Die immer schneller fortschreitende Ausweitung medizinischer Möglichkeiten hat einerseits zu einem irrationalen Glauben an die Machbarkeit aller Dinge geführt, gleichzeitig aber auch die Angst geschürt, am Lebensende einmal seelenlosen Apparaten ausgeliefert zu sein. Zudem sind die Grenzen ärztlicher Kunst am Ende menschlichen Lebens verwaschener und unschärfer geworden. Der Traum von der Unsterblichkeit scheint damit näher gerückt.
Die Unsicherheiten im Grenzbereich zwischen Leben und Tod zwingen den Arzt heute mehr denn je zur Prüfung seines Gewissens und zur Frage nach dem Sinn seines Handelns. Im Entscheidungskonflikt zwischen dem Einsatz aller Mittel bis zuletzt und dem Gewährenlassen der Natur entscheidet sich der Arzt aus verständlicher Angst vor dem eigenen Schuldigwerden oft für den ersten Weg. So wird das Ringen um das schwindende Leben häufig bis zum letzten Atemzug geführt und der eintretende Tod von Seiten des Arztes oft als medizinische Niederlage oder persönliches Versagen empfunden.
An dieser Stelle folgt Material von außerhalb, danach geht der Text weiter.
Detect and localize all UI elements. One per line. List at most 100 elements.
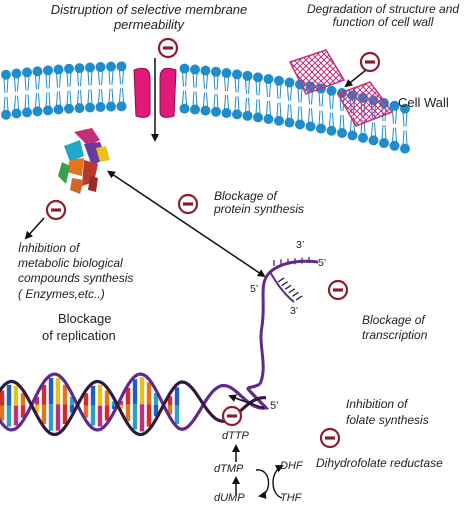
inhibition-minus-icon bbox=[45, 199, 67, 221]
lipid-head-bottom bbox=[242, 110, 253, 121]
lipid-head-bottom bbox=[1, 109, 11, 120]
label-dna-5prime: 5’ bbox=[270, 400, 279, 412]
lipid-tail-top bbox=[276, 84, 282, 99]
inhibition-bar bbox=[163, 46, 173, 50]
lipid-tail-top bbox=[318, 92, 324, 107]
label-folate-1: Inhibition of bbox=[346, 397, 408, 411]
label-replication-2: of replication bbox=[42, 328, 116, 343]
lipid-head-top bbox=[64, 63, 74, 74]
base-pair-half bbox=[167, 396, 173, 406]
label-dtmp: dTMP bbox=[214, 463, 244, 475]
lipid-tail-top bbox=[35, 75, 40, 90]
label-protein-synthesis: Blockage of protein synthesis bbox=[214, 189, 305, 217]
base-pair-half bbox=[139, 377, 145, 405]
base-pair-half bbox=[97, 384, 103, 406]
lipid-tail-top bbox=[224, 77, 229, 92]
inhibition-bar bbox=[183, 202, 193, 206]
lipid-head-top bbox=[190, 64, 200, 75]
inhibition-bar bbox=[365, 60, 375, 64]
lipid-head-top bbox=[43, 65, 53, 76]
base-pair-half bbox=[55, 377, 61, 405]
lipid-tail-bottom bbox=[276, 102, 282, 117]
lipid-head-bottom bbox=[53, 104, 64, 115]
lipid-head-bottom bbox=[253, 112, 263, 123]
base-pair-half bbox=[90, 405, 96, 426]
base-pair-half bbox=[139, 404, 145, 432]
lipid-head-bottom bbox=[284, 117, 295, 128]
lipid-head-bottom bbox=[43, 105, 53, 116]
lipid-tail-bottom bbox=[45, 92, 51, 107]
inhibition-minus-icon bbox=[359, 51, 381, 73]
base-pair-half bbox=[118, 400, 124, 405]
lipid-tail-top bbox=[245, 79, 250, 94]
lipid-head-top bbox=[32, 66, 43, 77]
base-pair-half bbox=[83, 393, 89, 406]
lipid-head-bottom bbox=[85, 102, 95, 113]
dna-5prime-arrow bbox=[228, 394, 265, 409]
lipid-tail-bottom bbox=[329, 112, 334, 127]
lipid-tail-top bbox=[297, 88, 303, 103]
base-pair-half bbox=[20, 405, 26, 418]
lipid-head-bottom bbox=[32, 106, 43, 117]
lipid-tail-top bbox=[87, 71, 93, 86]
label-metabolic-1: İnhibition of bbox=[18, 241, 80, 255]
lipid-head-bottom bbox=[274, 115, 284, 126]
lipid-head-bottom bbox=[64, 103, 74, 114]
label-cell-wall: Cell Wall bbox=[398, 95, 449, 110]
lipid-tail-bottom bbox=[255, 99, 261, 114]
lipid-tail-top bbox=[255, 81, 261, 96]
lipid-tail-bottom bbox=[182, 90, 187, 105]
label-dihydrofolate-reductase: Dihydrofolate reductase bbox=[316, 456, 443, 470]
lipid-tail-bottom bbox=[87, 89, 93, 104]
lipid-head-top bbox=[284, 77, 295, 88]
rna-ticks-top bbox=[273, 257, 310, 266]
base-pair-half bbox=[0, 405, 5, 421]
inhibition-minus-icon bbox=[177, 193, 199, 215]
lipid-head-bottom bbox=[358, 132, 368, 143]
lipid-head-bottom bbox=[116, 101, 127, 112]
base-pair-half bbox=[153, 404, 159, 417]
lipid-head-bottom bbox=[200, 105, 211, 116]
mrna-hinge bbox=[269, 271, 295, 303]
lipid-tail-bottom bbox=[371, 122, 376, 137]
lipid-head-bottom bbox=[305, 121, 316, 132]
base-pair-half bbox=[132, 379, 138, 405]
dna-strand-purple bbox=[0, 372, 270, 432]
label-metabolic-4: ( Enzymes,etc..) bbox=[18, 287, 105, 301]
base-pair-half bbox=[34, 396, 40, 405]
lipid-tail-top bbox=[213, 75, 219, 90]
lipid-head-bottom bbox=[316, 123, 326, 134]
lipid-tail-top bbox=[287, 86, 292, 101]
lipid-head-top bbox=[326, 85, 337, 96]
membrane-heads bbox=[1, 61, 410, 154]
base-pair-half bbox=[6, 384, 12, 406]
lipid-head-top bbox=[106, 61, 116, 72]
lipid-tail-top bbox=[24, 76, 30, 91]
base-pair-half bbox=[41, 404, 47, 425]
lipid-tail-top bbox=[329, 94, 334, 109]
base-pair-half bbox=[83, 405, 89, 418]
lipid-head-bottom bbox=[95, 102, 106, 113]
lipid-tail-bottom bbox=[234, 96, 240, 111]
lipid-tail-bottom bbox=[77, 90, 82, 105]
lipid-head-top bbox=[11, 68, 22, 79]
lipid-tail-bottom bbox=[297, 106, 303, 121]
lipid-head-bottom bbox=[389, 140, 400, 151]
lipid-tail-bottom bbox=[245, 97, 250, 112]
lipid-tail-bottom bbox=[108, 88, 114, 103]
lipid-tail-bottom bbox=[266, 100, 271, 116]
base-pair-half bbox=[13, 405, 19, 426]
lipid-tail-bottom bbox=[318, 110, 324, 125]
base-pair-half bbox=[146, 404, 152, 427]
mrna-strand bbox=[258, 259, 319, 385]
base-pair-half bbox=[153, 393, 159, 405]
lipid-head-top bbox=[400, 103, 410, 114]
base-pair-half bbox=[125, 404, 131, 422]
lipid-head-top bbox=[116, 61, 127, 72]
lipid-head-top bbox=[53, 64, 64, 75]
lipid-head-top bbox=[179, 63, 190, 74]
lipid-tail-bottom bbox=[56, 91, 61, 106]
lipid-head-top bbox=[232, 69, 242, 80]
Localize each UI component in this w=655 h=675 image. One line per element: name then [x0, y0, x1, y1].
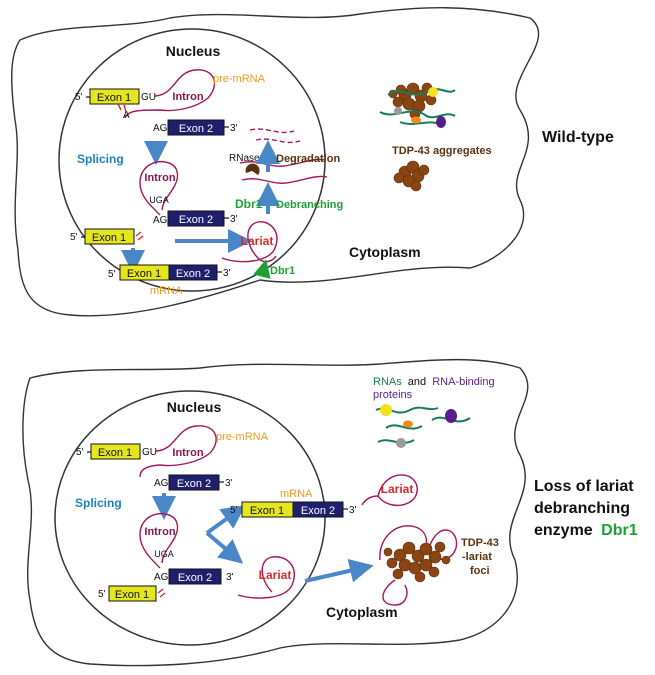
svg-text:A: A	[123, 110, 130, 121]
svg-text:AG: AG	[154, 572, 169, 583]
tdp43-lariat-foci: TDP-43 -lariat foci	[379, 525, 499, 606]
cell-outline-bottom	[22, 358, 529, 667]
svg-text:TDP-43: TDP-43	[461, 537, 499, 549]
svg-text:Intron: Intron	[144, 526, 175, 538]
svg-text:3': 3'	[230, 123, 238, 134]
nucleus-label-bottom: Nucleus	[167, 399, 222, 415]
splicing-label-bottom: Splicing	[75, 496, 122, 510]
tdp43-aggregates-top: TDP-43 aggregates	[379, 82, 492, 192]
svg-text:3': 3'	[230, 214, 238, 225]
svg-text:Exon 2: Exon 2	[176, 268, 210, 280]
svg-text:5': 5'	[75, 92, 83, 103]
svg-text:Exon 1: Exon 1	[98, 447, 132, 459]
svg-text:mRNA: mRNA	[280, 488, 313, 500]
svg-text:RNases: RNases	[229, 153, 265, 164]
svg-text:RNAs and RNA-b: RNAs and RNA-binding	[373, 376, 495, 388]
svg-text:Exon 2: Exon 2	[177, 478, 211, 490]
svg-text:TDP-43 aggregates: TDP-43 aggregates	[392, 145, 492, 157]
panel-wild-type: Nucleus 5' Exon 1 GU Intron pre-mRNA A A…	[11, 7, 614, 317]
svg-text:GU: GU	[142, 447, 157, 458]
svg-text:AG: AG	[153, 215, 168, 226]
premrna-top: 5' Exon 1 GU Intron pre-mRNA A AG Exon 2…	[75, 69, 266, 136]
svg-text:Exon 1: Exon 1	[115, 589, 149, 601]
svg-text:3': 3'	[225, 478, 233, 489]
svg-text:Lariat: Lariat	[259, 568, 292, 582]
svg-text:5': 5'	[76, 447, 84, 458]
svg-text:5': 5'	[98, 589, 106, 600]
svg-text:UGA: UGA	[154, 549, 174, 559]
svg-text:Exon 1: Exon 1	[250, 505, 284, 517]
cell-outline-top	[11, 7, 540, 317]
condition-label-bottom: Loss of lariat debranching enzyme Dbr1	[534, 478, 638, 539]
svg-text:3': 3'	[223, 268, 231, 279]
svg-text:5': 5'	[70, 232, 78, 243]
svg-text:3': 3'	[226, 572, 234, 583]
svg-text:proteins: proteins	[373, 389, 413, 401]
svg-text:Lariat: Lariat	[241, 234, 274, 248]
svg-text:AG: AG	[153, 123, 168, 134]
nucleus-label-top: Nucleus	[166, 43, 221, 59]
svg-text:5': 5'	[108, 269, 116, 280]
rna-binding-proteins: RNAs and RNA-binding proteins	[373, 376, 495, 448]
debranching-top: RNases Degradation Dbr1 Debranching	[229, 128, 343, 214]
svg-text:UGA: UGA	[149, 195, 169, 205]
svg-text:GU: GU	[141, 92, 156, 103]
svg-text:foci: foci	[470, 565, 490, 577]
lariat-bottom-cytoplasm: Lariat	[361, 474, 418, 507]
cytoplasm-label-bottom: Cytoplasm	[326, 604, 398, 620]
svg-text:Degradation: Degradation	[276, 153, 340, 165]
svg-text:Dbr1: Dbr1	[235, 197, 263, 211]
svg-text:Loss of lariat: Loss of lariat	[534, 478, 634, 495]
svg-text:-lariat: -lariat	[462, 551, 492, 563]
svg-text:mRNA: mRNA	[150, 285, 183, 297]
svg-text:Exon 2: Exon 2	[301, 505, 335, 517]
cytoplasm-label-top: Cytoplasm	[349, 244, 421, 260]
intermediate-bottom: Intron UGA AG Exon 2 3' 5' Exon 1	[98, 512, 234, 602]
svg-text:Intron: Intron	[172, 91, 203, 103]
svg-text:AG: AG	[154, 478, 169, 489]
svg-text:Intron: Intron	[144, 172, 175, 184]
mrna-bottom: mRNA 5' Exon 1 Exon 2 3'	[230, 488, 357, 518]
svg-text:pre-mRNA: pre-mRNA	[213, 73, 266, 85]
intermediate-top: Intron UGA AG Exon 2 3' 5' Exon 1	[70, 160, 238, 245]
rnase-icon	[245, 163, 260, 175]
intron-loop	[124, 69, 216, 119]
svg-text:Exon 2: Exon 2	[178, 572, 212, 584]
lariat-top: Lariat Dbr1	[221, 221, 295, 279]
svg-text:Exon 1: Exon 1	[97, 92, 131, 104]
nucleus-bottom	[54, 390, 326, 646]
svg-text:Intron: Intron	[172, 447, 203, 459]
svg-text:pre-mRNA: pre-mRNA	[216, 431, 269, 443]
lariat-bottom-nucleus: Lariat	[237, 556, 295, 599]
svg-text:Exon 1: Exon 1	[127, 268, 161, 280]
mrna-top: 5' Exon 1 Exon 2 3' mRNA	[108, 264, 231, 297]
premrna-bottom: 5' Exon 1 GU Intron pre-mRNA AG Exon 2 3…	[76, 425, 269, 491]
exon1-box	[89, 88, 140, 105]
svg-text:Exon 1: Exon 1	[92, 232, 126, 244]
svg-text:Lariat: Lariat	[381, 482, 414, 496]
svg-text:3': 3'	[349, 505, 357, 516]
svg-text:Dbr1: Dbr1	[270, 265, 295, 277]
panel-dbr1-loss: Nucleus 5' Exon 1 GU Intron pre-mRNA AG …	[22, 358, 638, 667]
splicing-label-top: Splicing	[77, 152, 124, 166]
condition-label-top: Wild-type	[542, 129, 614, 146]
svg-text:Exon 2: Exon 2	[179, 214, 213, 226]
svg-text:5': 5'	[230, 505, 238, 516]
svg-text:enzyme Dbr1: enzyme Dbr1	[534, 522, 638, 539]
svg-text:Exon 2: Exon 2	[179, 123, 213, 135]
svg-text:Debranching: Debranching	[276, 199, 343, 211]
svg-text:debranching: debranching	[534, 500, 630, 517]
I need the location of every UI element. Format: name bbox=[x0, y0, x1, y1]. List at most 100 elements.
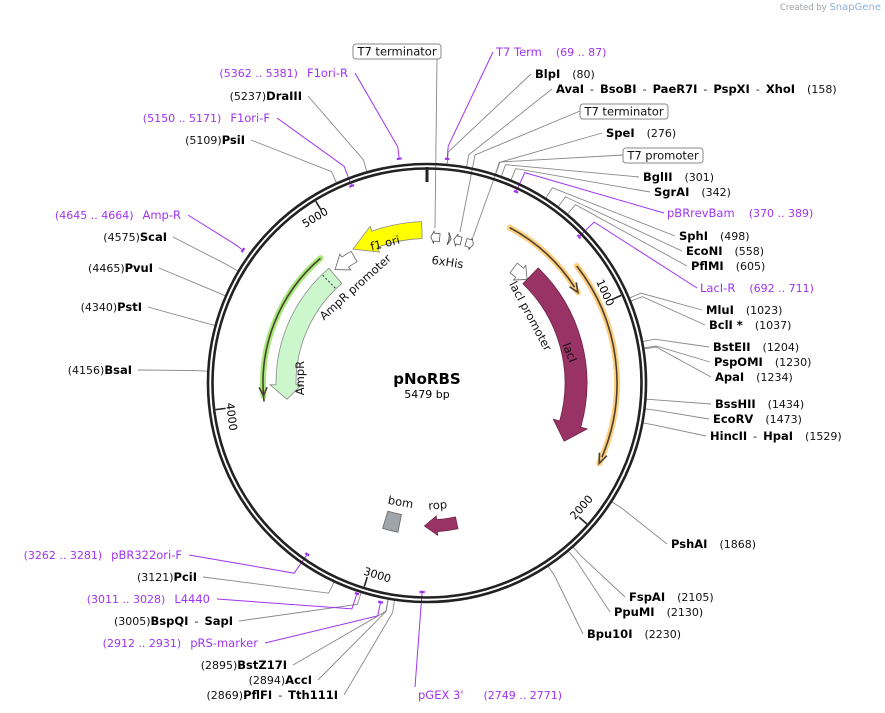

Dieser unnatürliche Umgang mit dem so wichtigen letzten Abschnitt seines Lebens raubt dem Sterbenden die Möglichkeit zur selbstbestimmten Auseinandersetzungen mit seinem Lebensende. Sie nimmt seinen Angehörigen und ihm die notwendige Zeit und Gelegenheit für die Regelung letzter Dinge. Die wachsenden Vorbehalte gegenüber der Apparatemedizin haben die seit längerem verdeckt geführte Diskussion um die Sterbehilfe öffentlich gemacht.
Der sich neuerdings abzeichnenden fatalen Tendenzwende im Umgang mit Tod und Sterben begegnet die weltweite Hospizbewegung mit ihrem ganzheitlich ausgerichteten Konzept einfühlsamer lindernder Pflege, Angst mindernder menschlicher Zuwendung und medizinischer Symptomkontrolle. Sterbende sollen erleben, dass ihrem Leben nicht mehr Tage abgerungen werden, sondern dass ihren letzten Tagen mehr Leben gegeben wird. Werden Sterbenskranke so begleitet, kommt der Wunsch und das Verlangen nach vorzeitiger Lebensbeendigung gar nicht erst auf.